Some Bolsheviks liked this solution. Rykov, the head of the State Planning Commission, advocated a combination of compulsory grain deliveries and collaboration with rural cooperatives and private enterprise.46 Others suggested that the government purchase grain at close to market prices (60 rubles per pud minimum) and sell it to the population at a discount.47 But all these proposals were rejected for political reasons. As the Menshevik Socialist Courier would explain,48 the grain monopoly was essential to the survival of the Communist dictatorship: with the immense rural labor force outside its control, it had to resort to the control of the agrarian product. Indeed, according to this source, by early 1921 the Bolsheviks were discussing a proposal by Osinskii to transform peasants into state employees who would be permitted to cultivate the land only on condition of sowing an area predetermined by the authorities and turning over all the surplus—a proposal that had to be shelved with the outbreak of the Kronshtadt rebellion and the adoption of the New Economic Policy. If the food trade were set free, the peasant would soon accumulate wealth and gain even greater economic independence, presenting a serious “counterrevolutionary” threat. Such a risk could be taken only after the regime was indisputably master of Russia. Lenin’s government was prepared to subject the country to a famine claiming millions of lives if this was required to ensure its hold on state power.

Such being the political realities, all the economic measures with which the Bolsheviks sought to improve the food situation in the first half of 1918 proved of no avail. They kept on issuing decrees that either modified procedures for the collection and distribution of food or else threatened food “speculators,” whom they persisted in treating as the cause of the shortages rather than their consequence, with the most dire punishments. Among the most irrelevant of such decrees was one drafted by Lenin at the end of December 1917. “The critical situation of the food supply, the threat of famine caused by speculation,” Lenin wrote, “the sabotage of capitalists and bureaucrats, as well as the prevailing chaos, make it necessary to take extraordinary revolutionary measures to combat the evil.” These “measures,” however, turned out to have nothing to do with the food supply, but instead consisted of nationalizing Russia’s banks and declaring a default on the domestic and foreign debts of the Russian Government.* According to Alexander Tsiurupa, the strike of the 1,300 employees of the Commissariat of Supply protesting the Bolshevik dictatorship aggravated the situation, because they were replaced with officials who had no idea what to do.49

Unwilling to give up the monopoly on grain, the Bolsheviks did nothing to forestall the famine predicted by the contemporary press. Like the tsarist regime when confronted with a domestic crisis, they resorted to bureaucratic reshufflings and procedural changes. Since this was not the manner which the Bolsheviks adopted when confronting problems that really concerned them, it is difficult to escape the conclusion that hunger was not in that category.

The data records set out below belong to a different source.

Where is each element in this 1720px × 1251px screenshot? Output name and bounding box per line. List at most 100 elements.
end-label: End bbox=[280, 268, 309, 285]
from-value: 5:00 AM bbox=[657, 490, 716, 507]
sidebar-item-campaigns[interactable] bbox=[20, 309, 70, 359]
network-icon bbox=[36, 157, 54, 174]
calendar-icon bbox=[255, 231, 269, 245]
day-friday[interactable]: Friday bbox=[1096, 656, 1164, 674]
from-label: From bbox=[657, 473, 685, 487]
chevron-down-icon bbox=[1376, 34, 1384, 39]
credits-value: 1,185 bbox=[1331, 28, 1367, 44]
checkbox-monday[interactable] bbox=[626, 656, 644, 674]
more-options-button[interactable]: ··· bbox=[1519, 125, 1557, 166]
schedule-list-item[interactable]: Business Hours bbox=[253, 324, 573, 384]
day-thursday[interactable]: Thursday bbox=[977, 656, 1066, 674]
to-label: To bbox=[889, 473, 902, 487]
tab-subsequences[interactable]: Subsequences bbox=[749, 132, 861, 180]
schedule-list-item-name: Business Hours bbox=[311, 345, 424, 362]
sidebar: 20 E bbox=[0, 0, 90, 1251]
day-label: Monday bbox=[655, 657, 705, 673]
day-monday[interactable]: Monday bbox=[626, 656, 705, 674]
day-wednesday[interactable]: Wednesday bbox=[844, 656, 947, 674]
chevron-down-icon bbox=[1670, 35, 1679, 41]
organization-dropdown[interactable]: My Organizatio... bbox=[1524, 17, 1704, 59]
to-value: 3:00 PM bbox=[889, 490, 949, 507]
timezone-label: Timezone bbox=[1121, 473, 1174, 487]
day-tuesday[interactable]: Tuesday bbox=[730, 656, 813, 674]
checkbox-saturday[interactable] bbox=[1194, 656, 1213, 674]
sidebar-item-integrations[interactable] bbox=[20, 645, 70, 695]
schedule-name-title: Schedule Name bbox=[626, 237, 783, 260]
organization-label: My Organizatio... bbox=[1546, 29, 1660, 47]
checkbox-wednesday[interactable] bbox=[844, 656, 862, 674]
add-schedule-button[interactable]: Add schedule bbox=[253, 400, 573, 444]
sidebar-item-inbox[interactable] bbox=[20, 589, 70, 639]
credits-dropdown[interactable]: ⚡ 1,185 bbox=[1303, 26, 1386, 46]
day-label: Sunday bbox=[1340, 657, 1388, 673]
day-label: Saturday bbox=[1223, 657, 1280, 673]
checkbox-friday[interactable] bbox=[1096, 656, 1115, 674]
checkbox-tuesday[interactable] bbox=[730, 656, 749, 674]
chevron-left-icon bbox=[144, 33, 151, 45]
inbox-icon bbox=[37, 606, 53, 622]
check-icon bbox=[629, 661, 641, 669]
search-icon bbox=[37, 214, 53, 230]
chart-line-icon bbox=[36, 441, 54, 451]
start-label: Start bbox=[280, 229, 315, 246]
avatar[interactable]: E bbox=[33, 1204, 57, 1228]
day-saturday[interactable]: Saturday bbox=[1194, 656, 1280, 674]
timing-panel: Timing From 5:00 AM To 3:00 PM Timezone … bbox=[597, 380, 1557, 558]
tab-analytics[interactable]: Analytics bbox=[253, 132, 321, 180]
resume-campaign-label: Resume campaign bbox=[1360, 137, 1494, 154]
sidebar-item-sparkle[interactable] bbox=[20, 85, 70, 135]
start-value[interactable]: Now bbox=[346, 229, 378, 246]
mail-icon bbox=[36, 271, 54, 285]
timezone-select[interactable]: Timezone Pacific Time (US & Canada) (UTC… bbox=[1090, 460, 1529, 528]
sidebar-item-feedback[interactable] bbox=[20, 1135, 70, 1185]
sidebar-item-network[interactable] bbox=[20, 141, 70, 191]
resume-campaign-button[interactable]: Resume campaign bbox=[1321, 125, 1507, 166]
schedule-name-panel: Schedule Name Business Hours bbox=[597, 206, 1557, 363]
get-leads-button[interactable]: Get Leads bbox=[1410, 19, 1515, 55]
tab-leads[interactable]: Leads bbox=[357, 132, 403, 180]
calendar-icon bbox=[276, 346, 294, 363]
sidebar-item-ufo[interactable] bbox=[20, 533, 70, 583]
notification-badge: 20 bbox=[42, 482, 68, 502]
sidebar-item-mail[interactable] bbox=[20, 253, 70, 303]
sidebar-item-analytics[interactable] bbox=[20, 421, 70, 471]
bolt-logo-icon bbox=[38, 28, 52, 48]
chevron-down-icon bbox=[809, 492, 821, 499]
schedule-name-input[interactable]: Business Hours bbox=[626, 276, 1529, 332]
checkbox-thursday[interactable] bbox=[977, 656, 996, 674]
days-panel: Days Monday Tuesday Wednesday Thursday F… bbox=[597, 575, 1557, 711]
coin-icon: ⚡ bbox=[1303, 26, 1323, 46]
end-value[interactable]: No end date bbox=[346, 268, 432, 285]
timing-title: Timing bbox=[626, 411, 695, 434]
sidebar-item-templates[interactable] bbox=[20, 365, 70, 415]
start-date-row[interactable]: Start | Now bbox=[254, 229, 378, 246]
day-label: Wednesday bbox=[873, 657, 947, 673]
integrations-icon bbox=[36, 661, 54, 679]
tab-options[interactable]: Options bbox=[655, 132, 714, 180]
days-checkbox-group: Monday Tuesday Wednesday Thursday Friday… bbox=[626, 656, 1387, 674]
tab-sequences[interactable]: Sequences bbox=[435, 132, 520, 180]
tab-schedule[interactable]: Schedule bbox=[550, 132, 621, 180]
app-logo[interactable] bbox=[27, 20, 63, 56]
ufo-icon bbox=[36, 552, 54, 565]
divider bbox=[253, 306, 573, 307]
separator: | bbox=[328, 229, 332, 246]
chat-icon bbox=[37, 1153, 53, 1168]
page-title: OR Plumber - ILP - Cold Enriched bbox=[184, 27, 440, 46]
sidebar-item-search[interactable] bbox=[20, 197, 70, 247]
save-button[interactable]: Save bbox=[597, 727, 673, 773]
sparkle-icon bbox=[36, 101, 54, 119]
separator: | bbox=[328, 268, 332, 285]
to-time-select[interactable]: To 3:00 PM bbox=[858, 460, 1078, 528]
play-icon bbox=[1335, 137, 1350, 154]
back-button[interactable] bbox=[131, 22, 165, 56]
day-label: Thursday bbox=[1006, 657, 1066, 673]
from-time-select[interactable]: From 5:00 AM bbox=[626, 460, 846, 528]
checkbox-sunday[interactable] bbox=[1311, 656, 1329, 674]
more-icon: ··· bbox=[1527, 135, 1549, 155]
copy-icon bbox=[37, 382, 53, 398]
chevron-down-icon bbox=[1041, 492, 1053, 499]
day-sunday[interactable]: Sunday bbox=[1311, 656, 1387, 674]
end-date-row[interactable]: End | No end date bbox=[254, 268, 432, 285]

On February 13, Trotsky was appointed head of the Extraordinary Commission for Supply. His task as “Supply Dictator” was to organize the flow of foodstuffs to the cities with the help of “extraordinary revolutionary measures,” “revolutionary” in this instance being a euphemism for military force.50 But he had hardly assumed this responsibility when he was appointed Commissar of War: there is no record of his having accomplished anything. The regime kept on flooding the country with appeals to help starving Petrograd and Moscow,51 appeals laced with invective against the domestic and foreign “bourgeoisie,” which was blamed for the shortages. In February 1918, the government ordered the death penalty for “bagmen.”52 On March 25, Moscow tried to draw out food from the countryside with resort to barter. It allocated 1.16 billion rubles—the two-week output of Soviet printing presses—for the purchase of consumer goods to be exchanged for 2 million tons of grain.53 But because the consumer goods on which the whole scheme depended could not be found, the project fell through. In April, having run out of ideas that had any semblance of realism, the government conceived the plan of building a new railroad to carry grain from the surplus areas.54 Not one foot of track was ever laid down, nor would it have made any difference if it had.